Only local pilots in small sailing sloops could successfully navigate the shifting sands of the often unruly inlets that provided the sole passageways between the Atlantic Ocean and the North Carolina mainland. Consequently, big British warships could not anchor close enough to sabotage most North Carolina ports. Colonial crafts, instead, ferried much-needed supplies through Ocracoke Inlet and up inland rivers and small waterways to New England.
By the spring of 1776, British troops began threatening the pilots at Ocracoke, even boarding some of their small sloops and demanding to be taken inland, where they could better wage war. Colonial leaders then hired independent armed companies to defend the inlets, but they abandoned these small forces by autumn of the following year. British boats continued to beleaguer the Outer Banks. Ships crept close to the islands, enabling sailors to steal cattle and sheep. The redcoats anchored off Nags Head, going inland for freshwater and whatever supplies they could pilfer. They raided fishing villages, plundered small sailboats, and came ashore beneath the cloak of darkness. Ocracoke Inlet, especially, suffered under their persistent attacks.
In November 1779, North Carolina legislators formed an Ocracoke Militia Company and hired 25 local men as soldiers to defend their island.
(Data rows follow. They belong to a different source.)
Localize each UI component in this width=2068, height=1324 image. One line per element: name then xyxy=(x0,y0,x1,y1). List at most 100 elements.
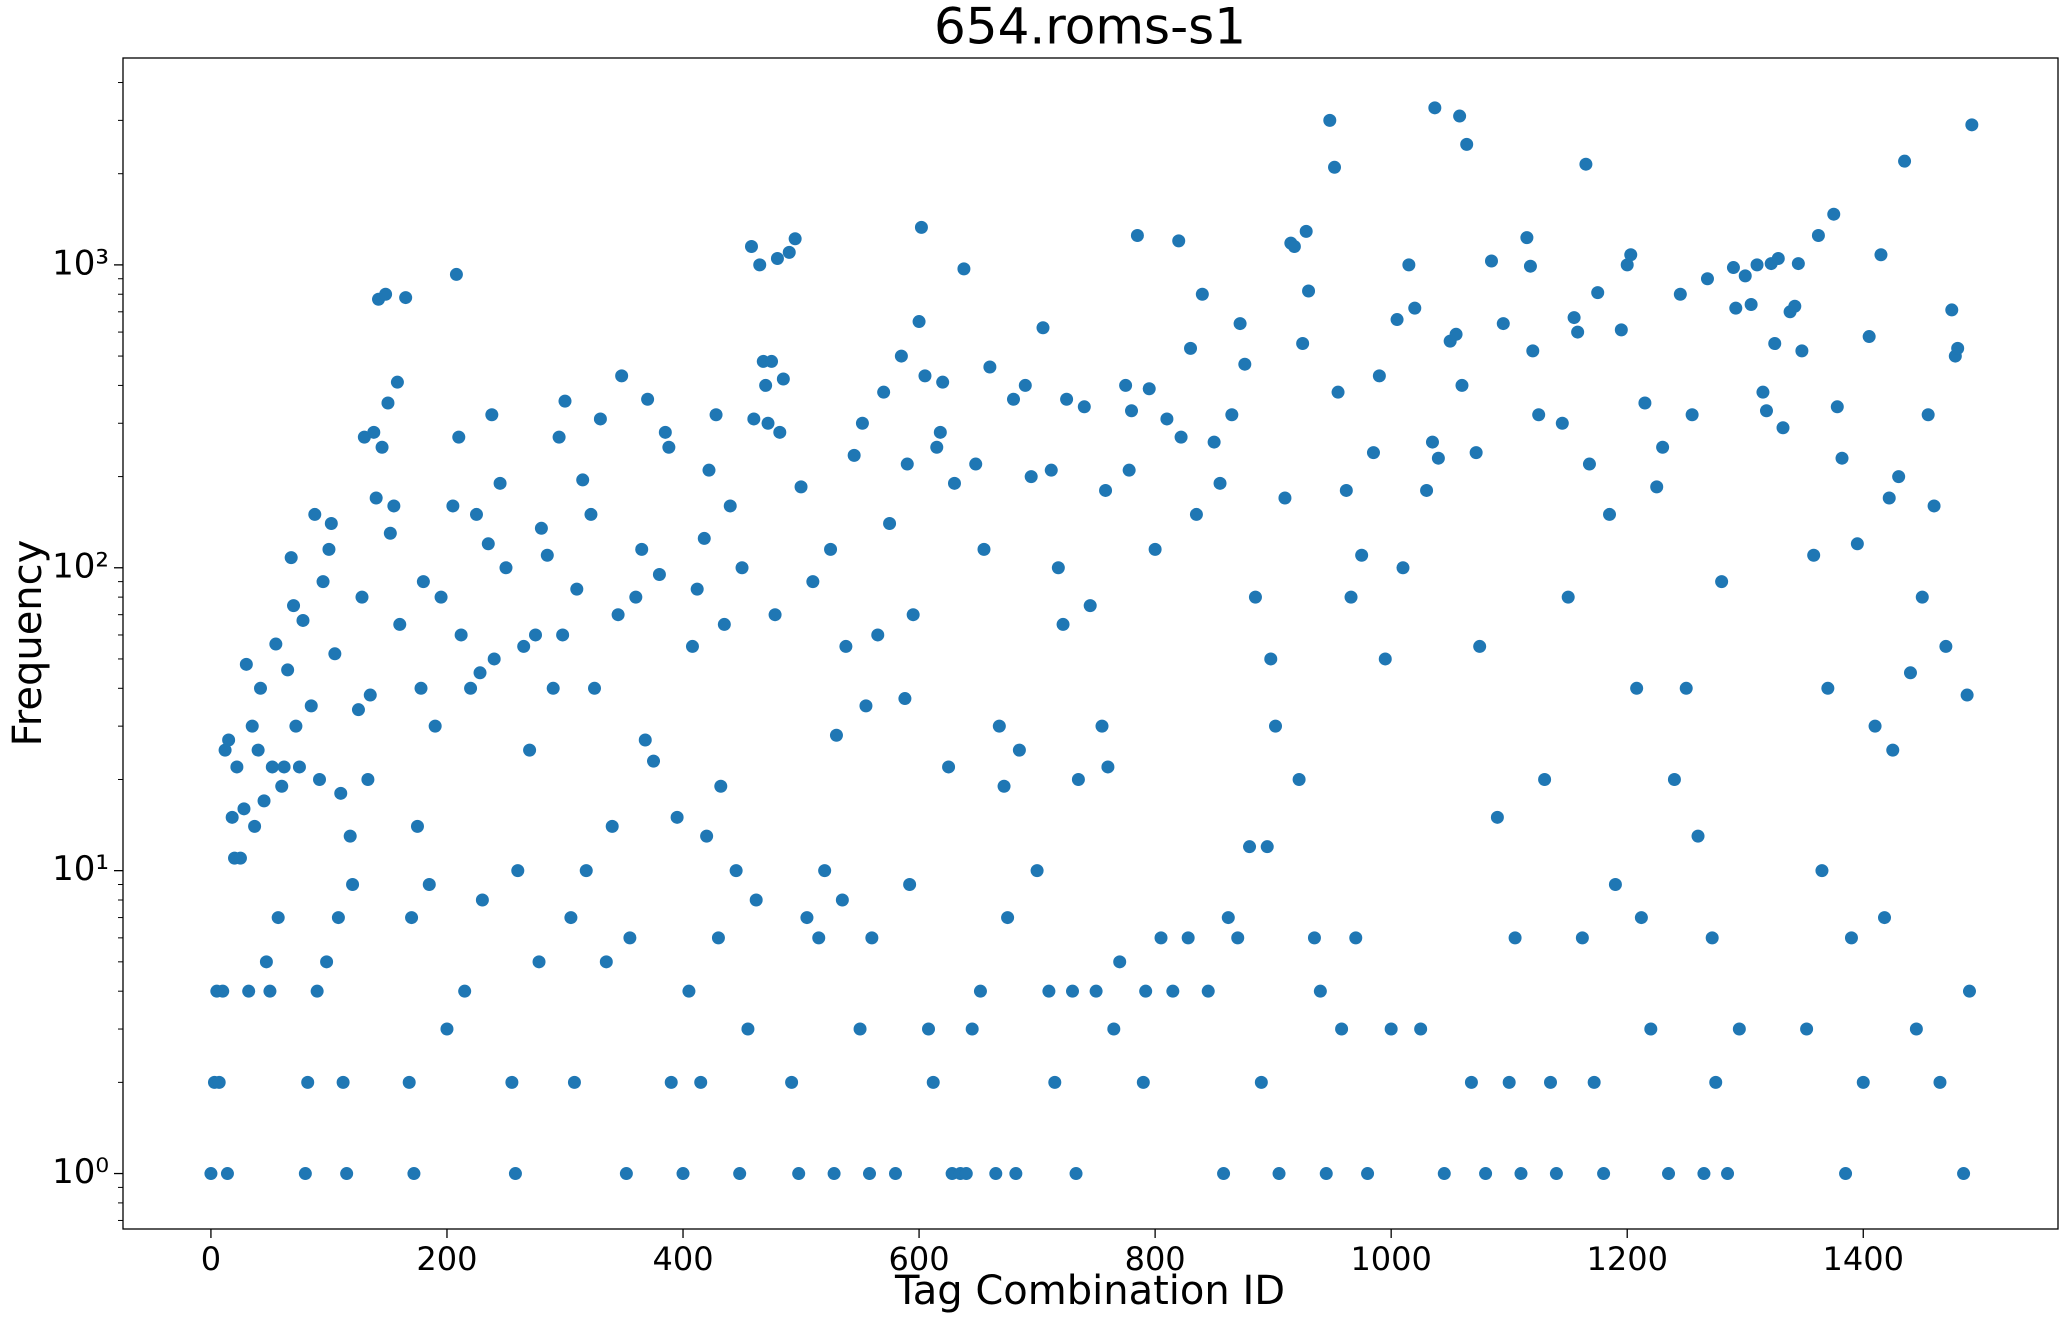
point xyxy=(1361,1167,1375,1181)
point xyxy=(1331,385,1345,399)
point xyxy=(1339,483,1353,497)
point xyxy=(375,440,389,454)
point xyxy=(871,628,885,642)
point xyxy=(481,537,495,551)
point xyxy=(284,551,298,565)
point xyxy=(1965,118,1979,132)
point xyxy=(959,1167,973,1181)
point xyxy=(1335,1022,1349,1036)
point xyxy=(399,291,413,305)
point xyxy=(829,728,843,742)
point xyxy=(1656,440,1670,454)
point xyxy=(322,542,336,556)
y-tick-label: 10² xyxy=(52,546,109,586)
point xyxy=(1414,1022,1428,1036)
point xyxy=(336,1075,350,1089)
point xyxy=(818,864,832,878)
point xyxy=(1715,575,1729,589)
point xyxy=(301,1075,315,1089)
point xyxy=(1484,254,1498,268)
point xyxy=(1827,207,1841,221)
point xyxy=(1532,408,1546,422)
point xyxy=(1738,269,1752,283)
point xyxy=(334,786,348,800)
point xyxy=(658,425,672,439)
point xyxy=(1624,248,1638,262)
point xyxy=(1287,240,1301,254)
point xyxy=(690,582,704,596)
point xyxy=(511,864,525,878)
x-tick-label: 1000 xyxy=(1350,1240,1431,1278)
point xyxy=(1571,325,1585,339)
point xyxy=(773,425,787,439)
point xyxy=(839,639,853,653)
point xyxy=(1254,1075,1268,1089)
point xyxy=(903,878,917,892)
point xyxy=(269,637,283,651)
point xyxy=(1882,491,1896,505)
point xyxy=(1473,639,1487,653)
point xyxy=(292,760,306,774)
point xyxy=(410,819,424,833)
point xyxy=(800,911,814,925)
point xyxy=(1243,840,1257,854)
point xyxy=(1269,719,1283,733)
point xyxy=(1136,1075,1150,1089)
point xyxy=(714,779,728,793)
point xyxy=(1006,392,1020,406)
point xyxy=(1630,681,1644,695)
point xyxy=(528,628,542,642)
point xyxy=(1302,284,1316,298)
point xyxy=(1030,864,1044,878)
point xyxy=(1428,101,1442,115)
point xyxy=(237,802,251,816)
x-tick-label: 200 xyxy=(416,1240,477,1278)
point xyxy=(1496,317,1510,331)
point xyxy=(1582,457,1596,471)
point xyxy=(635,542,649,556)
point xyxy=(853,1022,867,1036)
point xyxy=(1479,1167,1493,1181)
point xyxy=(926,1075,940,1089)
point xyxy=(473,666,487,680)
x-tick-label: 1200 xyxy=(1586,1240,1667,1278)
point xyxy=(992,719,1006,733)
point xyxy=(788,232,802,246)
point xyxy=(638,733,652,747)
point xyxy=(647,754,661,768)
point xyxy=(1697,1167,1711,1181)
point xyxy=(1366,446,1380,460)
point xyxy=(552,430,566,444)
point xyxy=(1142,382,1156,396)
point xyxy=(1122,463,1136,477)
point xyxy=(1835,451,1849,465)
point xyxy=(1449,327,1463,341)
point xyxy=(1776,421,1790,435)
point xyxy=(253,681,267,695)
point xyxy=(1221,911,1235,925)
point xyxy=(709,408,723,422)
point xyxy=(1056,617,1070,631)
point xyxy=(1850,537,1864,551)
point xyxy=(296,613,310,627)
point xyxy=(1744,297,1758,311)
point xyxy=(1939,639,1953,653)
point xyxy=(977,542,991,556)
point xyxy=(835,893,849,907)
point xyxy=(458,984,472,998)
point xyxy=(1036,321,1050,335)
point xyxy=(1726,261,1740,275)
point xyxy=(416,575,430,589)
point xyxy=(1125,404,1139,418)
point xyxy=(906,608,920,622)
point xyxy=(1543,1075,1557,1089)
y-tick-label: 10³ xyxy=(52,243,109,283)
point xyxy=(402,1075,416,1089)
point xyxy=(1148,542,1162,556)
point xyxy=(454,628,468,642)
point xyxy=(812,931,826,945)
point xyxy=(383,526,397,540)
point xyxy=(1292,772,1306,786)
point xyxy=(1903,666,1917,680)
point xyxy=(1160,412,1174,426)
This newly armed force was issued regular pay and rations. Its members successfully protected the inlet and American supplies until fighting finally stopped in 1783, six years after America declared its independence.
About 1,000 permanent residents made their homes on the Outer Banks by the time North Carolina became a sovereign state in 1789. Most of these people sailed south from the Tidewater area of Virginia or west from the Carolina mainland. These settlers lived primarily in two- story wooden structures with an outdoor kitchen and privy. They dug gardens in the maritime forests, built crude fish camps on the ocean, and erected rough-hewn hunting blinds along the waterfowl-rich marshlands. After frequent storms crashed along their coasts, the residents continued to profit from the shipwrecks strewn along nearby shoals and shores.